Do patients with BRAF-mutated non-small cell lung cancer benefit from treatment with Cotellic (cobimetinib) and Zelboraf (vemurafenib)? The first expansion cohort in ProTarget
The cohort including patients (pts.) with BRAF V600-mutated non-small cell lung cancer (NSCLC) for treatment with Cotellic (cobimetinib) and Zelboraf (vemurafenib) has completed the first stage of accrual. The cohort has been evaluated and treatment benefit is seen for ≥1 pt. Therefore, the investigator group has decided to expand the cohort to enroll an additional 16 pts. (figure 1).
“This is an important first step for the trial and the patients. I am confident that we will be able to complete the next stage with our international collaborators to provide additional evidence.”
Professor Ulrik Lassen, Study Principal Investigator, ProTarget.
The combination of Zelboraf (vemurafenib) and Cotellic (cobimetinib) is approved by EMA for treatment of BRAF V600-mutated metastatic melanoma. However, in ProTarget this combination therapy is tested outside the approved label in pts. with BRAF-V600 mutated advanced cancer and patients are included in cohorts defined by their genomic match and tumor type. The pts. included in ProTarget must have exhausted all standard treatment options. The expansion of the cobimetinib+vemurafenib/BRAFmut/NSCLC-cohort may provide us with data indicating treatment benefit in this patient group.

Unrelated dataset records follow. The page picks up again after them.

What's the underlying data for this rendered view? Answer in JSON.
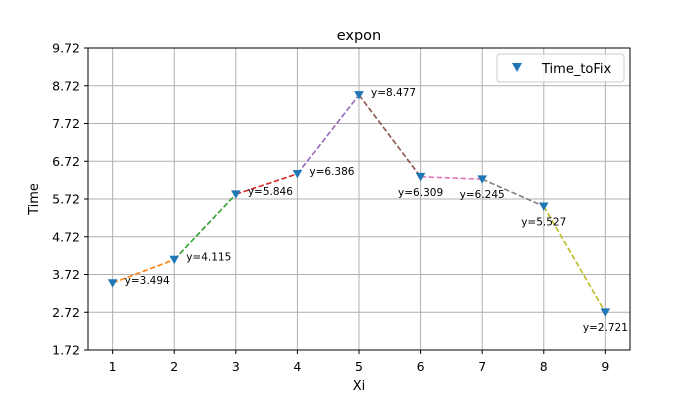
{
  "chart_data": {
    "type": "line",
    "title": "expon",
    "xlabel": "Xi",
    "ylabel": "Time",
    "x": [
      1,
      2,
      3,
      4,
      5,
      6,
      7,
      8,
      9
    ],
    "series": [
      {
        "name": "Time_toFix",
        "marker": "triangle-down",
        "marker_color": "#1f77b4",
        "values": [
          3.494,
          4.115,
          5.846,
          6.386,
          8.477,
          6.309,
          6.245,
          5.527,
          2.721
        ]
      }
    ],
    "data_labels": [
      "y=3.494",
      "y=4.115",
      "y=5.846",
      "y=6.386",
      "y=8.477",
      "y=6.309",
      "y=6.245",
      "y=5.527",
      "y=2.721"
    ],
    "segment_colors": [
      "#ff7f0e",
      "#2ca02c",
      "#d62728",
      "#9467bd",
      "#8c564b",
      "#e377c2",
      "#7f7f7f",
      "#bcbd22"
    ],
    "segment_style": "dashed",
    "xticks": [
      "1",
      "2",
      "3",
      "4",
      "5",
      "6",
      "7",
      "8",
      "9"
    ],
    "yticks": [
      "1.72",
      "2.72",
      "3.72",
      "4.72",
      "5.72",
      "6.72",
      "7.72",
      "8.72",
      "9.72"
    ],
    "xlim": [
      0.6,
      9.4
    ],
    "ylim": [
      1.72,
      9.72
    ],
    "grid": true,
    "legend_position": "top-right"
  }
}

When the cohort completes second stage of accrual (24 pts), patient characteristics, response and toxicity data will be summarized and evaluated. If at least 5 pts. demonstrate benefit of treatment, further investigations may be initiated. One option may be to enter stage 3 in collaboration with other DRUP-like trials in Europe by pooling data and continue patient inclusion across the trials within the PrimeRose consortium, a Horizon 2022 project funded by the European Union.

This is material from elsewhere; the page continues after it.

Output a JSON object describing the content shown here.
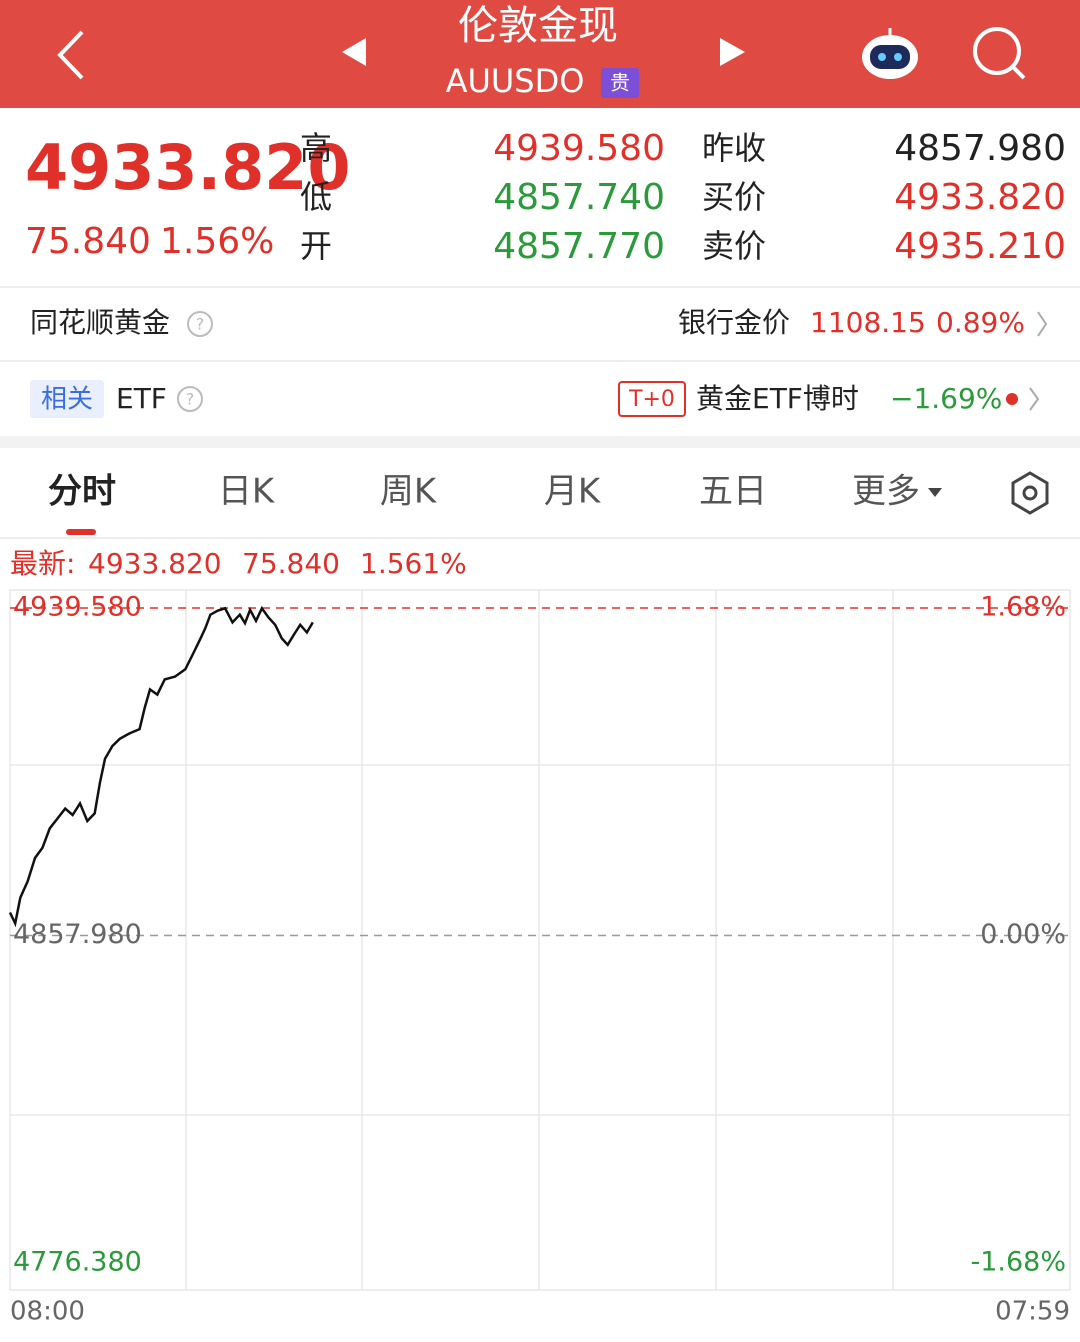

Figure 1. Patients are enrolled in cohorts defined by the drug, tumor genomic match and tumor type. Upon enrollment of 8 pts. (stage 1), the cohort is evaluated. If at least one pt. has benefit of treatment, the cohort is expanded with an additional 16 pts. to reach 24 pts (stage 2). A positive signal of drug activity will be concluded if at least 5 pts. among the 24 pts. demonstrate treatment response or stable disease and may lead to further investigations.